Wednesday, June 3, 2009

Peck Mural Tour of Washington DC

Last weekend, Cultural Tourism DC sponsored a bunch of tours around town. One of them was a mural tour led by artist G. Byron Peck.

If you notice a mural in the city, there is a good chance Peck did it. Pictured is the Duke Ellington mural on the True Reformer Building on U Street.

Appropriate that the mural ended up on the True Reformer Building, since it was in that building that Ellington had his first paying gig. He made 25 cents according to our guide.

Also on the tour was the Black Family Reunion Mural up 14th street, the Mayan Mural on Florida and 18th, the Columbia Heights Mural on 14th and Clifton, and the Dupont Circle Fountain Mural on Connecticut.

Truth be told, I skipped out after the first two.

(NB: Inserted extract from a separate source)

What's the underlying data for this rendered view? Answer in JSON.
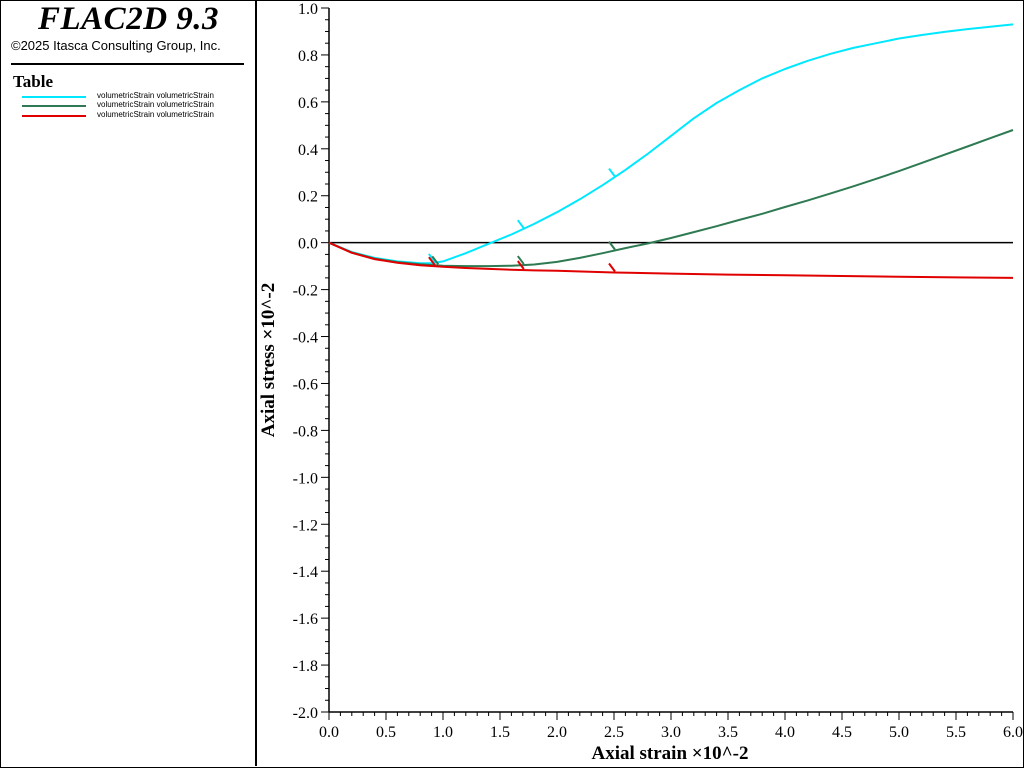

A tour has to be really good to keep me herded along with the crowd. It was all moving a bit slow, all the more so because one of the volunteers along for the ride kept interjecting.

Also, while I liked the murals, I didn't love them. All of Peck's murals have a very graphic quality to them. I prefer work that is a little more organic. More importantly, I found them a little topically bland. There was little passion and no controversy. Undoubtedly, the fact that many were painted with support from large organizations, like McDonalds, contributed to that.

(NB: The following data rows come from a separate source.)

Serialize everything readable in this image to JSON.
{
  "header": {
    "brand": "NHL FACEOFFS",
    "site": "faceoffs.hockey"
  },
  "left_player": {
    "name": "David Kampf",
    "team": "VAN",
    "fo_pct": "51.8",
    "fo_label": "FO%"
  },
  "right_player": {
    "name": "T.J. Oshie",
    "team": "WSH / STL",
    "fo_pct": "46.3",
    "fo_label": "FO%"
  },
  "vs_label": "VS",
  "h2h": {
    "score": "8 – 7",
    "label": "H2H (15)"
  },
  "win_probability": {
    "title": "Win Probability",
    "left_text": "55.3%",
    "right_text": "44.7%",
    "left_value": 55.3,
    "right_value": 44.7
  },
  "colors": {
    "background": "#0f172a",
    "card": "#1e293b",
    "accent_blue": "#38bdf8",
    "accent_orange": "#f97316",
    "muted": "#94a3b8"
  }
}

Wednesday, February 11, 2009

Chinatown Gate in Washington, DC

Washington DC has a pretty sad little Chinatown. It's basically a strip of chain stores and restaurants that also have their names written in Chinese.

However, Chinatown does have one cool thin - the Chinatown Friendship Arch. The arch was designed by local architect Alfred H. Liu.

It was erected as a joint project between DC and our sister city - Beijing. It is supposedly the largest single span archway of its kind in the world. It is one of DC's more colorful pieces of public art.

Sunday, October 5, 2008

London's Sci Fi Architecture

This photo really sums up London for me. To the left is the Tower Bridge. It was built in 1894 and crosses the Thames River right next to the Tower of London (circa 1078). It is, in short, the London you imagine from literature and high school history.

The kooky toppled over egg to the right is the London City Hall (circa 2002). It is like something out of Gattaca. These incongruous pairings are found all over the city. It feels a bit like Londoners are screaming out, "Look! We're modern, we're hip! It's not just Dickens and Jack the Ripper you know!"

Me thinks Londoners doth protest too much. Unlike Mexico City, where the different eras somehow work together, in London it is startling. In London's defense, I must point out that much of the city was destroyed during The Blitz and so it isn't as though they knocked down gorgeous old historic buildings to put up their (often egg shaped) futuristic experiments.

I was expecting to be transported back into a Dickens novel and ended up in a 1950s sci fi television show. Beam me up Scotty.